There are other significant differences in US and Japanese taxonomies. For example, attendees were surprised that US GAAP taxonomies had contexts that identify the specific time period. In contrast, Japanese taxonomies have contexts like CurrentYearConsolidatedDuration. That doesn’t mean you’re likely to confuse 2007 and 2008 data for Japanese companies -- the taxonomy provides for that distinction. But it does require that you adjust your software settings accordingly.

5. So you see consequences for international comparisons as well?

I do. Of course, institutional investors, as well as some individual investors, trade equities on an international basis. Differing accounting standards among nations  naturally result in differing taxonomies. But beyond the dissimilarities that result from accounting standards, the nature of XBRL taxonomies, the naming of elements, and so forth can vary among countries in important ways. So for now, sector analysts who want to analyze their industries on a worldwide basis will encounter comparability issues directly related to the XBRL.

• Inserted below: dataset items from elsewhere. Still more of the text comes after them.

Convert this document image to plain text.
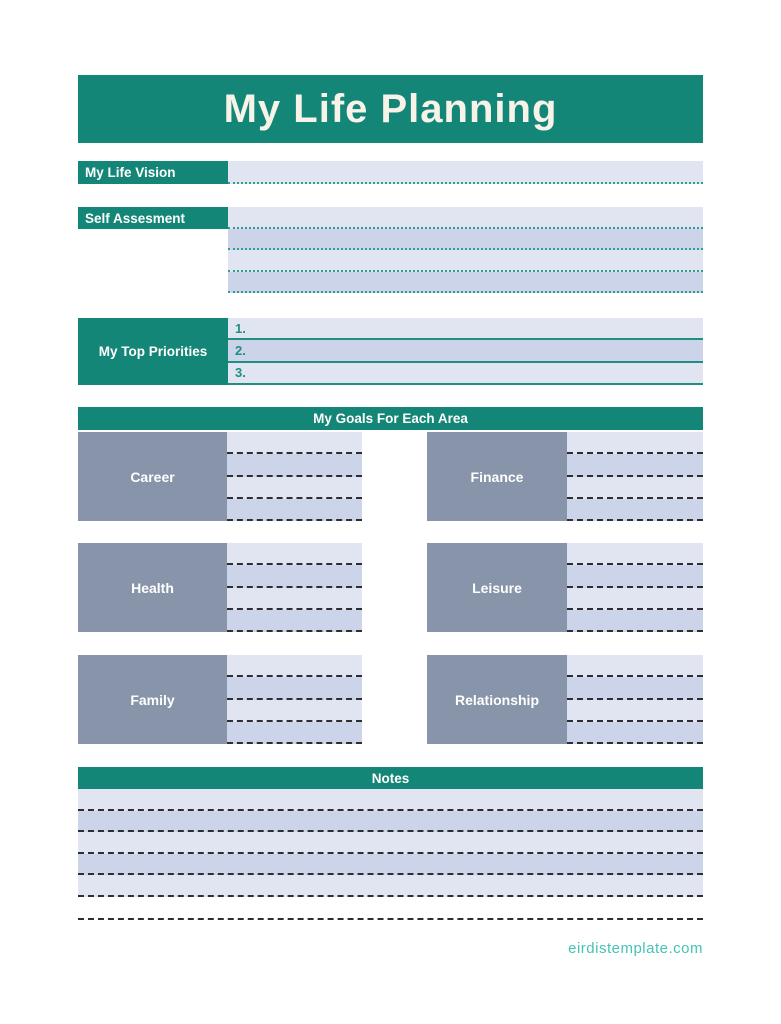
My Life Planning
My Life Vision
Self Assesment
My Top Priorities
1.
2.
3.
My Goals For Each Area
Career	Finance
Health	Leisure
Family	Relationship
Notes
eirdistemplate.com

At the same time, I see opportunities for improved financial reporting through XBRL. Items that have been traditionally combined for paper-based reporting – such as notes and accounts receivable --  can be disaggregated and reported separately with XBRL. More granularity will mean more accurate reporting.   

6. What was the main conclusion you drew from the workshop?

The most important thing I came away with is the need for end-users to be part of the XBRL conversation.  After all, all of the work of XBRL implementation is ultimately aimed at them. This meeting was a good opportunity for their voices to be heard, and I hope there will be more of them in the future.